The panels show dot plots (circle for liver cirrhotic, diamond for HCC; the horizontal line represents median) and ROC curve (AUC; 95% CI) for AFP for AA and EA combined, AA only, and EA only groups. The left panels (A, B, C) correspond to HCV +/- and the right panels (A1, B1, C1) to HCV+ only.

https://doi.org/10.1371/journal.pone.0192748.g001

Metabolite selection by LASSO

LASSO regression conducted on AA and EA combined (adjusted or not for race), AA only, and EA only groups, selected a combination of metabolites whose expression levels jointly differentiate HCC cases from cirrhotic controls. The list of metabolites selected in each of the above three groups and considering those with or without HCV infection, is provided in S1 Table. In the comparison between the AA and EA with and without HCV, alpha-D-glucosamine 1-phosphate, palmitic acid, putrescine, tagatose, tyrosine and urea were selected for AA, and of those metabolites only alpha-D-glucosamine 1-phosphate and tyrosine were also selected in the AA and EA combined group when adjusted for race. For EA, glycine, glyceric acid, isoleucine, linoleic acid, oxalic acid, serine, sorbose and threitol were selected; of those, all, except threitol, were selected also in AA and EA combined when adjusted by race. While considering only the HCV+ subjects, palmitic acid, putrescine and tagatose were selected again while ethanolamine and valine were added for AA and of those putrescine and valine were selected in the AA and EA combined group when adjusted for race. For EA, glycine, glyceric acid and threitol were selected again while lactulose, lauric acid, sorbose and tyrosine were added; of those, all metabolites, except lactulose and sorbose, were selected also in the AA and EA combined group when adjusted by race.
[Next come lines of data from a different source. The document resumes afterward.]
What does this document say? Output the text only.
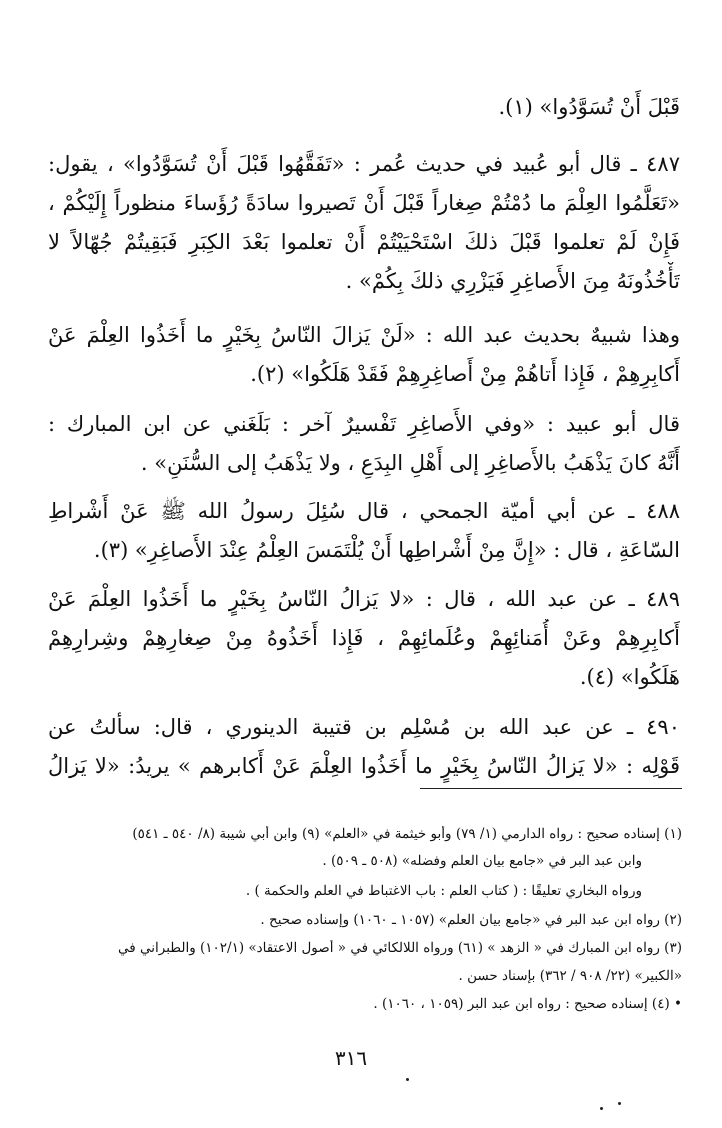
قَبْلَ أَنْ تُسَوَّدُوا» (١).
٤٨٧ ـ قال أبو عُبيد في حديث عُمر : «تَفَقَّهُوا قَبْلَ أَنْ تُسَوَّدُوا» ، يقول:
«تَعَلَّمُوا العِلْمَ ما دُمْتُمْ صِغاراً قَبْلَ أَنْ تَصيروا سادَةً رُؤَساءَ منظوراً إِلَيْكُمْ ،
فَإِنْ لَمْ تعلموا قَبْلَ ذلكَ اسْتَحْيَيْتُمْ أَنْ تعلموا بَعْدَ الكِبَرِ فَبَقِيتُمْ جُهّالاً لا
تَأْخُذُونَهُ مِنَ الأَصاغِرِ فَيَزْرِي ذلكَ بِكُمْ» .
وهذا شبيهٌ بحديث عبد الله : «لَنْ يَزالَ النّاسُ بِخَيْرٍ ما أَخَذُوا العِلْمَ عَنْ
أَكابِرِهِمْ ، فَإِذا أَتاهُمْ مِنْ أَصاغِرِهِمْ فَقَدْ هَلَكُوا» (٢).
قال أبو عبيد : «وفي الأَصاغِرِ تَفْسيرٌ آخر : بَلَغَني عن ابن المبارك :
أَنَّهُ كانَ يَذْهَبُ بالأَصاغِرِ إلى أَهْلِ البِدَعِ ، ولا يَذْهَبُ إلى السُّنَنِ» .
٤٨٨ ـ عن أبي أميّة الجمحي ، قال سُئِلَ رسولُ الله ﷺ عَنْ أَشْراطِ
السّاعَةِ ، قال : «إِنَّ مِنْ أَشْراطِها أَنْ يُلْتَمَسَ العِلْمُ عِنْدَ الأَصاغِرِ» (٣).
٤٨٩ ـ عن عبد الله ، قال : «لا يَزالُ النّاسُ بِخَيْرٍ ما أَخَذُوا العِلْمَ عَنْ
أَكابِرِهِمْ وعَنْ أُمَنائِهِمْ وعُلَمائِهِمْ ، فَإِذا أَخَذُوهُ مِنْ صِغارِهِمْ وشِرارِهِمْ
هَلَكُوا» (٤).
٤٩٠ ـ عن عبد الله بن مُسْلِم بن قتيبة الدينوري ، قال: سألتُ عن
قَوْلِه : «لا يَزالُ النّاسُ بِخَيْرٍ ما أَخَذُوا العِلْمَ عَنْ أَكابرهم » يريدُ: «لا يَزالُ
(١) إسناده صحيح : رواه الدارمي (١/ ٧٩) وأبو خيثمة في «العلم» (٩) وابن أبي شيبة (٨/ ٥٤٠ ـ ٥٤١)
وابن عبد البر في «جامع بيان العلم وفضله» (٥٠٨ ـ ٥٠٩) .
ورواه البخاري تعليقًا : ( كتاب العلم : باب الاغتباط في العلم والحكمة ) .
(٢) رواه ابن عبد البر في «جامع بيان العلم» (١٠٥٧ ـ ١٠٦٠) وإسناده صحيح .
(٣) رواه ابن المبارك في « الزهد » (٦١) ورواه اللالكائي في « أصول الاعتقاد» (١٠٢/١) والطبراني في
«الكبير» (٢٢/ ٩٠٨ / ٣٦٢) بإسناد حسن .
• (٤) إسناده صحيح : رواه ابن عبد البر (١٠٥٩ ، ١٠٦٠) .
٣١٦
Metabolite ranking by MSVM-RFE

MSVM-RFE was used to rank all metabolites. Due to the high percentage of HCV+ in AA, this analysis was conducted for subjects that are HCV+ only. The complete list of the ranked metabolites is provided in S2 Table. The plot of AUC values for the ROC curves using the ranked metabolites, from 1 to 10, from MSVM-RFE are shown in Fig 2. The individual AUC values are provided in the S3 Table. As shown in Fig 2, AUC > 0.9 is achieved with n = 5 metabolites in a panel for all three groups (AA and EA combined, AA only and EA only). The model shows better performance with metabolites selected for AA and EA separately instead of combining them. Specifically, AUC = 0.917 for AA and EA combined, AUC = 1 for AA and AUC = 1 for EA were achieved using MSVM-RFE. The five metabolites selected by MSVM-RFE were also selected by LASSO in all three groups. The metabolites overlapping in the two methods (LASSO and MSVM-RFE) were individually compared against AFP via AUC (Table 3). These metabolites include amino acids and their derivatives (valine, ethanolamine, glutamic acid, phenylalanine, alpha-D-glucosamine 1-phospate, glycine), fatty acids (lauric acid, glyceric acid, linoleic acid) and a vitamin (alpha tocopherol). Among these metabolites, those found to be significant by univariate t-test in the comparison between AA and EA within HCC and CIRR groups respectively are indicated. As shown in Table 3, the majority of the metabolites selected in this study showed better AUC in one or all three groups (AA and EA, AA, EA) than AFP. The AUC for valine and alpha tocopherol are the highest in AA only group whereas phenylalanine and glycine in EA. Although AFP tends to have high fold change, it has large variability as shown in Tables 1 and 2. This variability has impacted AFP’s statistical significance and AUC compared to the metabolites listed in Table 3.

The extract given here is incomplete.